Minggu, 29 Januari 2012

Teori Kerjasama dan Persaingan Kelompok


Perbedaan kerjasama dan persaingan sesungguh nya  terletak pada sifat wilayah-wilayah tujuan pada kedua situasi tersebut. Dalam situasi kerjasama, wilayah yang menjadi tujuan dari seorang anggota kelompok atau sub kelompok hanya dapat dimasuki oleh individu atau oleh sub-sub kelompok yang bersangkutan jika individu-individu lain atau sub kelompok lain juga bisa memasuki wilayah tujuan itu.

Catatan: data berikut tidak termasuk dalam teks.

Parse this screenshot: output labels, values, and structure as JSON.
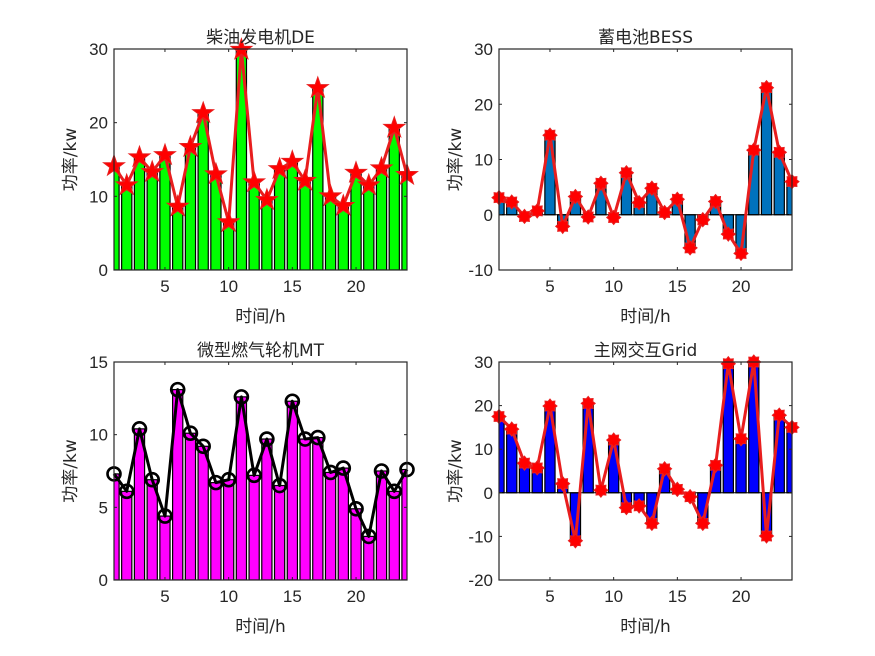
{
  "chart_data": [
    {
      "type": "bar",
      "title": "柴油发电机DE",
      "xlabel": "时间/h",
      "ylabel": "功率/kw",
      "xlim": [
        1,
        24
      ],
      "ylim": [
        0,
        30
      ],
      "xticks": [
        5,
        10,
        15,
        20
      ],
      "yticks": [
        0,
        10,
        20,
        30
      ],
      "bar_color": "#00FF00",
      "line_color": "#E81E1E",
      "marker": "pentagram",
      "x": [
        1,
        2,
        3,
        4,
        5,
        6,
        7,
        8,
        9,
        10,
        11,
        12,
        13,
        14,
        15,
        16,
        17,
        18,
        19,
        20,
        21,
        22,
        23,
        24
      ],
      "values": [
        14.1,
        11.5,
        15.3,
        13.3,
        15.6,
        8.6,
        16.7,
        21.3,
        13.0,
        6.5,
        29.9,
        11.9,
        9.5,
        13.7,
        14.7,
        12.1,
        24.7,
        10.0,
        8.7,
        13.2,
        11.5,
        13.8,
        19.3,
        12.9
      ]
    },
    {
      "type": "bar",
      "title": "蓄电池BESS",
      "xlabel": "时间/h",
      "ylabel": "功率/kw",
      "xlim": [
        1,
        24
      ],
      "ylim": [
        -10,
        30
      ],
      "xticks": [
        5,
        10,
        15,
        20
      ],
      "yticks": [
        -10,
        0,
        10,
        20,
        30
      ],
      "bar_color": "#0072BD",
      "line_color": "#E81E1E",
      "marker": "asterisk-filled",
      "x": [
        1,
        2,
        3,
        4,
        5,
        6,
        7,
        8,
        9,
        10,
        11,
        12,
        13,
        14,
        15,
        16,
        17,
        18,
        19,
        20,
        21,
        22,
        23,
        24
      ],
      "values": [
        3.1,
        2.3,
        -0.3,
        0.7,
        14.4,
        -2.1,
        3.3,
        -0.4,
        5.7,
        -0.5,
        7.6,
        2.2,
        4.8,
        0.4,
        2.8,
        -6.0,
        -0.9,
        2.4,
        -3.5,
        -7.0,
        11.7,
        23.0,
        11.3,
        6.0
      ]
    },
    {
      "type": "bar",
      "title": "微型燃气轮机MT",
      "xlabel": "时间/h",
      "ylabel": "功率/kw",
      "xlim": [
        1,
        24
      ],
      "ylim": [
        0,
        15
      ],
      "xticks": [
        5,
        10,
        15,
        20
      ],
      "yticks": [
        0,
        5,
        10,
        15
      ],
      "bar_color": "#FF00FF",
      "line_color": "#000000",
      "marker": "circle",
      "x": [
        1,
        2,
        3,
        4,
        5,
        6,
        7,
        8,
        9,
        10,
        11,
        12,
        13,
        14,
        15,
        16,
        17,
        18,
        19,
        20,
        21,
        22,
        23,
        24
      ],
      "values": [
        7.3,
        6.1,
        10.4,
        6.9,
        4.4,
        13.1,
        10.1,
        9.2,
        6.7,
        6.9,
        12.6,
        7.2,
        9.7,
        6.5,
        12.3,
        9.7,
        9.8,
        7.4,
        7.7,
        4.9,
        3.0,
        7.5,
        6.1,
        7.6
      ]
    },
    {
      "type": "bar",
      "title": "主网交互Grid",
      "xlabel": "时间/h",
      "ylabel": "功率/kw",
      "xlim": [
        1,
        24
      ],
      "ylim": [
        -20,
        30
      ],
      "xticks": [
        5,
        10,
        15,
        20
      ],
      "yticks": [
        -20,
        -10,
        0,
        10,
        20,
        30
      ],
      "bar_color": "#0000FF",
      "line_color": "#E81E1E",
      "marker": "asterisk-filled",
      "x": [
        1,
        2,
        3,
        4,
        5,
        6,
        7,
        8,
        9,
        10,
        11,
        12,
        13,
        14,
        15,
        16,
        17,
        18,
        19,
        20,
        21,
        22,
        23,
        24
      ],
      "values": [
        17.5,
        14.6,
        6.8,
        5.7,
        19.9,
        2.1,
        -11.0,
        20.5,
        0.6,
        12.1,
        -3.4,
        -3.0,
        -7.0,
        5.5,
        0.8,
        -0.9,
        -7.0,
        6.3,
        29.6,
        12.4,
        30.0,
        -9.9,
        17.8,
        15.0
      ]
    }
  ]
}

Kemudian terdapat Teori yang  dikembangkan oleh Deutsch (1949) dan didasarkan pada Teori Lapangan dari Kurt Lewin. Pusat perhatian teori ini adalah pengaruh dan kerja sama (cooperation) dan persaingan (competition) dalam kelompok kecil.

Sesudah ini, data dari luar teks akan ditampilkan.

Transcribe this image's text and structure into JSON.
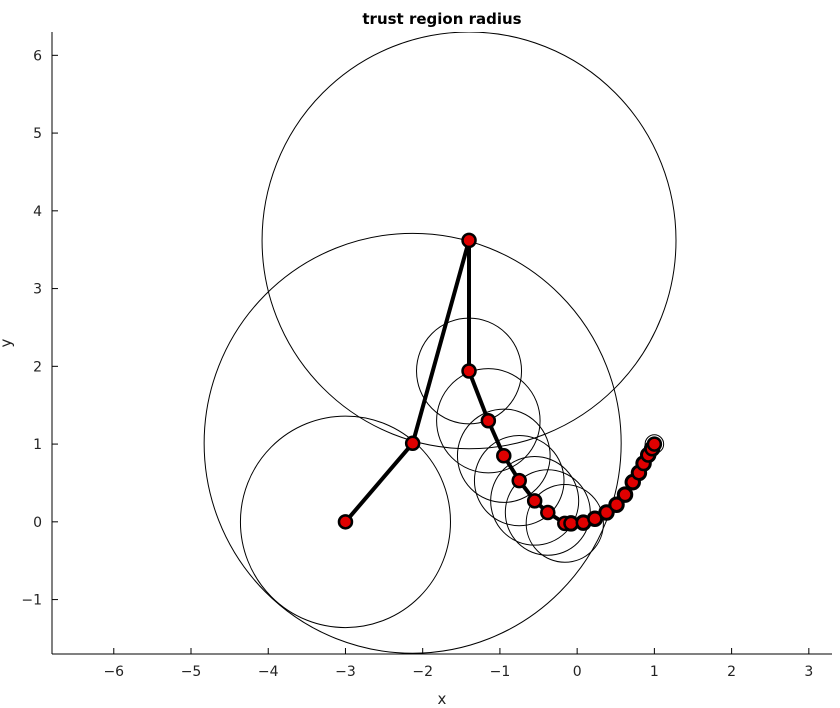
{
  "chart_data": {
    "type": "scatter",
    "title": "trust region radius",
    "xlabel": "x",
    "ylabel": "y",
    "xlim": [
      -6.8,
      3.3
    ],
    "ylim": [
      -1.7,
      6.3
    ],
    "xticks": [
      -6,
      -5,
      -4,
      -3,
      -2,
      -1,
      0,
      1,
      2,
      3
    ],
    "yticks": [
      -1,
      0,
      1,
      2,
      3,
      4,
      5,
      6
    ],
    "xtick_labels": [
      "−6",
      "−5",
      "−4",
      "−3",
      "−2",
      "−1",
      "0",
      "1",
      "2",
      "3"
    ],
    "ytick_labels": [
      "−1",
      "0",
      "1",
      "2",
      "3",
      "4",
      "5",
      "6"
    ],
    "grid": false,
    "path_color": "#000000",
    "marker_color": "#e00000",
    "circle_color": "#000000",
    "points": [
      {
        "x": -3.0,
        "y": 0.0,
        "r": 1.36
      },
      {
        "x": -2.13,
        "y": 1.01,
        "r": 2.7
      },
      {
        "x": -1.4,
        "y": 3.62,
        "r": 2.68
      },
      {
        "x": -1.4,
        "y": 1.94,
        "r": 0.68
      },
      {
        "x": -1.15,
        "y": 1.3,
        "r": 0.67
      },
      {
        "x": -0.95,
        "y": 0.85,
        "r": 0.6
      },
      {
        "x": -0.75,
        "y": 0.53,
        "r": 0.58
      },
      {
        "x": -0.55,
        "y": 0.27,
        "r": 0.57
      },
      {
        "x": -0.38,
        "y": 0.12,
        "r": 0.55
      },
      {
        "x": -0.16,
        "y": -0.02,
        "r": 0.5
      },
      {
        "x": -0.08,
        "y": -0.02,
        "r": 0.1
      },
      {
        "x": 0.08,
        "y": -0.01,
        "r": 0.1
      },
      {
        "x": 0.23,
        "y": 0.04,
        "r": 0.1
      },
      {
        "x": 0.38,
        "y": 0.12,
        "r": 0.1
      },
      {
        "x": 0.51,
        "y": 0.22,
        "r": 0.1
      },
      {
        "x": 0.62,
        "y": 0.35,
        "r": 0.1
      },
      {
        "x": 0.72,
        "y": 0.51,
        "r": 0.1
      },
      {
        "x": 0.8,
        "y": 0.63,
        "r": 0.1
      },
      {
        "x": 0.86,
        "y": 0.75,
        "r": 0.1
      },
      {
        "x": 0.92,
        "y": 0.86,
        "r": 0.1
      },
      {
        "x": 0.97,
        "y": 0.94,
        "r": 0.1
      },
      {
        "x": 1.0,
        "y": 1.0,
        "r": 0.12
      }
    ]
  }
}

A.    Konsep teori kerjasama dan persaingan
Teori ini dikembangkan oleh Deutsch (1949) dan didasarkan pada Teori Lapangan dari Kurt Lewin. Pusat perhatian teori ini adalah pengaruh dan kerja sama (cooperation) dan persaingan (competition) dalam kelompok kecil. Perbedaan antara kerja sama dan persaingan menurut Deutsch ter­letak pada sifat wilayah-wilayah tujuan pada kedua situasi tersebut. Dalam situasi kerja sama, wilayah yang menjadi tujuan dari seorang anggota kelompok atau subkelompok hanya dapat dimasuki oleh individu atau oleh sub-sub kelompok yang bersangkutan jika individu-individu lain atau subkelompok lain juga bisa memasuki wilayah tujuan itu. Wilayah­ wilayah tujuan dari anggota-anggota kelompok itu dikatakan sebagai saling menunjang (promotively interdependent goals).
Dalam situasi persaingan, kalau seorang individu atau suatu sub­kelompok sudah memasuki wilayah tujuan, maka individu-individu atau sub-subkelompok yang lain tidak akan bisa mencapai wilayah tujuan mereka masing-masing. Hubungan antara wilayah-wilayah tujuan ang­gota-anggota kelompok dinamakan saling menghambat (contriently interdependent goals). Dengan demikian, orang-orang dalam situasi di mana wilayah-wilayah tujuannya saling menunjang akan berlokomosi bersama-sama ke arah wilayah tujuan termaksud, sedangkan orang-orang dalam situasi yang wilayah tujuannya saling menghambat akan berlokomosi sedemikian rupa sehingga orang lain dalam kelompoknya tidak mencapai wilayah tujuan masing-masing.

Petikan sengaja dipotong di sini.